Producers: Robert Schwartzman and Natalie Farrey Director: Gia Coppola Screenplay: Kate Gersten Cast: Pamela Anderson, Dave Bautista, Jamie Lee Curtis, Kiernan Shipka, Brenda Song, Billie Lourd and Jason Schwartzman Distributor: Roadside Attractions
Grade: C
Pamela Anderson hasn’t entirely disappeared from view since her stint as iconic blonde bombshell C.J. Parker on “Baywatch” in the 1990s, but by placing her in a lead dramatic role Gia Coppola’s film aims to establish her bona fides as a serious actress of a certain age. And though Anderson, usually dismissed as a celebrity of modest talent, gamely tries to meet the challenge, the flimsiness of Kate Gersten’s script, the raggedness of Coppola’s approach and her own thespian limitations sink the movie.

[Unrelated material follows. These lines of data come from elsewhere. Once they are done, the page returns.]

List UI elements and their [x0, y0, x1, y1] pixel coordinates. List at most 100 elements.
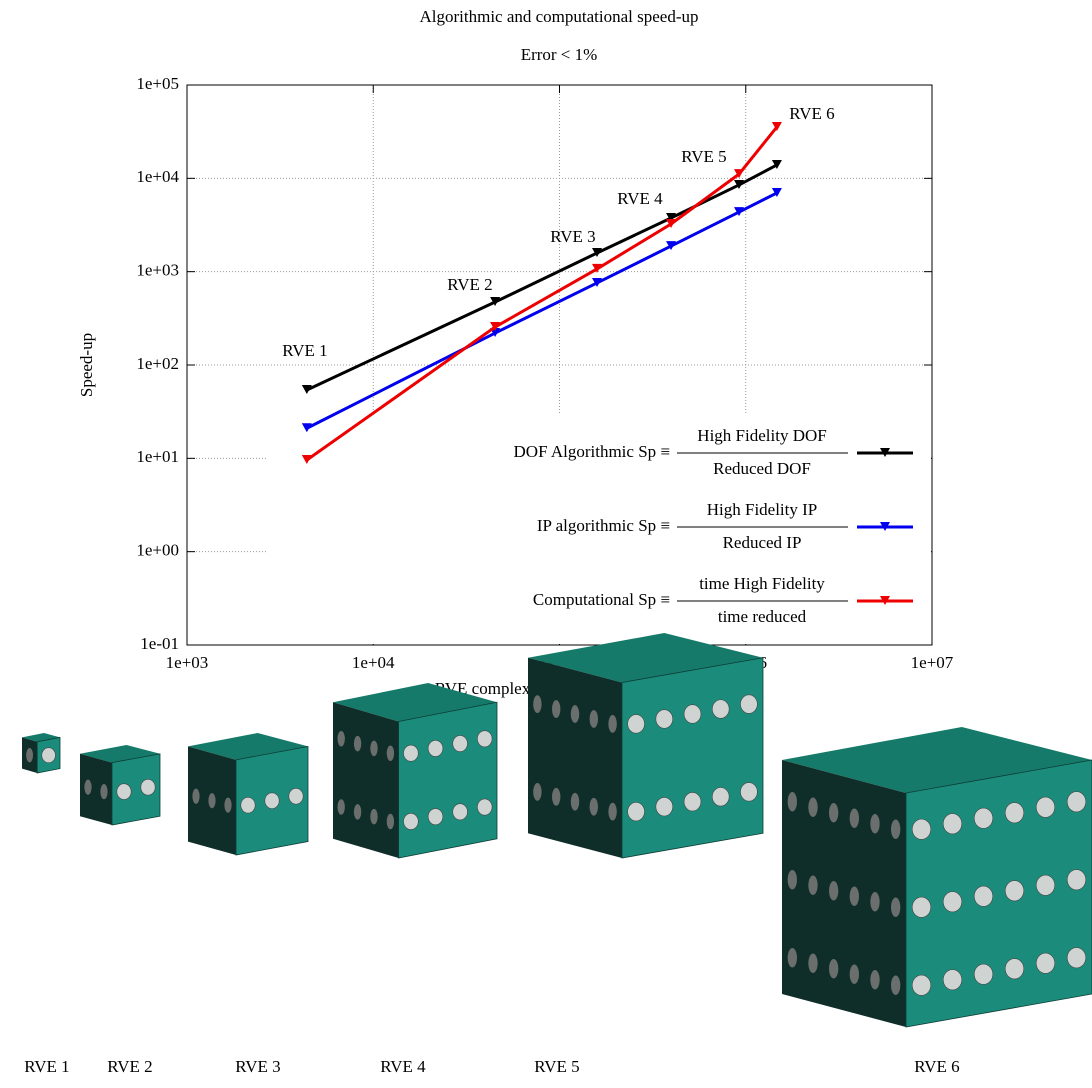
cube-front	[111, 753, 161, 826]
legend-label: DOF Algorithmic Sp ≡	[514, 442, 670, 461]
fiber-side	[849, 808, 859, 829]
series-line	[306, 191, 778, 430]
fiber-side	[192, 788, 200, 804]
fiber	[1035, 874, 1056, 896]
cube-top	[22, 733, 60, 742]
fiber	[942, 891, 963, 913]
cube-left	[782, 760, 906, 1027]
fiber-side	[551, 700, 561, 718]
point-marker	[592, 247, 603, 257]
fiber-side	[208, 793, 216, 809]
series-line	[306, 163, 778, 392]
fiber-side	[337, 799, 345, 815]
point-marker	[734, 169, 745, 179]
fiber-side	[808, 797, 818, 818]
rve-cube	[22, 733, 61, 774]
point-marker	[666, 241, 677, 251]
point-marker	[301, 384, 312, 394]
fiber	[740, 694, 758, 714]
fiber-side	[26, 748, 34, 763]
fiber	[911, 818, 932, 840]
rve-cube	[80, 745, 161, 826]
y-tick-label: 1e+00	[136, 541, 179, 560]
fiber-side	[870, 969, 880, 990]
cube-left	[333, 702, 399, 858]
legend-numerator: High Fidelity IP	[707, 500, 818, 519]
fiber	[264, 792, 280, 809]
rve-cube	[782, 727, 1092, 1028]
point-marker	[301, 454, 312, 464]
annotation: RVE 4	[617, 189, 663, 208]
fiber	[427, 808, 444, 826]
fiber	[452, 803, 468, 821]
fiber-side	[829, 880, 839, 901]
cube-top	[188, 733, 308, 760]
fiber	[1066, 869, 1087, 891]
fiber	[655, 797, 674, 817]
legend-box	[268, 413, 931, 644]
point-marker	[592, 263, 603, 273]
fiber	[911, 974, 932, 996]
annotation: RVE 2	[447, 275, 492, 294]
fiber-side	[829, 958, 839, 979]
plot-frame	[186, 84, 933, 646]
y-tick-label: 1e+04	[136, 167, 179, 186]
point-marker	[771, 159, 782, 169]
fiber-side	[808, 953, 818, 974]
fiber-side	[849, 964, 859, 985]
legend-marker	[880, 448, 890, 457]
fiber-side	[386, 813, 395, 830]
legend-marker	[880, 596, 890, 605]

Anderson plays Shelly Gardner, who’s been a member of the troupe in a Vegas hotel show called “Razzle Dazzle” since it started back in the eighties. Though from what we see of it the show is threadbare and passé, she considers it a classic and, as a result of that delusion, is proud of her long association with it—for which, it will become clear, she sacrificed pretty much everything else.
That’s why it comes as such a shock to her when laid-back, soft-spoken stage manager Eddie (Dave Bautista), invited to Shelly’s grubby place for dinner one night, tells her and the rest of her little “family”—younger dancers Mary-Anne (Brenda Song) and Jodie (Kiernan Shipka) and Annette (Jamie Lee Curtis), a onetime colleague now reduced to the role of cocktail waitress to the casino regulars—that the hotel owners are closing down the show in less than a month, replacing it with an expansion of a raunchy “circus”-style extravaganza that’s already taken over the stage a couple of nights each week.
Perhaps Mary-Anne and Jodie will be able to find other jobs—though as the former says after an audition, they’re looking for dancers much younger than she is—but for Shelly the news is a nearly incomprehensible disaster. The film opens with her auditioning nervously before a director whose face is obscured in darkness, dodging queries about her age before beginning her desperate routine; the sequence is resumed late in the film, when the director (now revealed as Jason Schwartzman) abruptly cuts her off and, in response to her complaints, brutally informs her of the facts of professional life.
To add to Shelly’s stress, a somber girl named Hannah (Billie Lourd) shows up. Shelly is overjoyed at the news that Hannah’s graduating from college, but it’s only gradually revealed that the girl is her daughter, whom she’d sent to live with friends while she continued her so-called career. Their reunion is bittersweet at best. Given how solicitous Eddie is about Shelly, it will come as no surprise that, further on, he’s identified as having played a role in her life greater than just a friend.
So yes, this is another regurgitation of the hoary old chestnut about someone who’s over-the-hill in a profession trying desperately to hang on to fading glory nonetheless (think, on a more exalted level, of the boxer in “Requiem for a Heavyweight,” for example, or of Willy Loman—recent real-life examples from politics will spring to mind as well). There’s always poignancy to such stories, and inevitably there’s a measure of that here.
But Gersten’s feeble script does no one any favors. It’s so thin that even as edited by Blair McClendon and Cam McLauchlin to under ninety minutes, the result is sluggish and repetitive, despite cinematographer Autumn Durald Arkapaw’s attempt to energize things occasionally with some hectoring hand-held work. Coppola’s direction is lackadaisical, allowing too many scenes to drag, and the threadbare look of the film (production design by Natalie Ziering, costumes by Jacqui Getty) emphasizes that this is a low-budget effort. (It’s also a family one: Jason and producer Robert are both cousins of the director.)
Among the cast Bautista underplays so completely that he virtually disappears. At the other extreme Curtis bulldozes her way through her scenes, with an impromptu pole dance that must be seen to be disbelieved. (One has to give her credit for fearlessness, though.) The lesser roles are adequately, if unimpressively, taken, though Shipka shows off how limber she is while previewing a dance routine backstage.
But of course attention will be focused on Anderson, and she’s clearly trying very hard. But the girly giggling she does when trying to appear upbeat is annoying, and her attempt at solemn pensiveness, as in the frequent sequences of Shelly walking around alone and occasionally breaking out into dance moves, gets old, if you’ll pardon the phrase. It’s only in the bifurcated audition scene with Schwartzman that she really hits the mark.
“The Last Showgirl” isn’t a disaster, like “Showgirls,” sort of its reverse, was. It’s just an instantly forgettable take on a musty plot that gives Pamela Anderson the chance to take center stage, even if to less effect than some might have hoped. You’ll be better off sticking with Ryan White’s well-received Netflix documentary about her.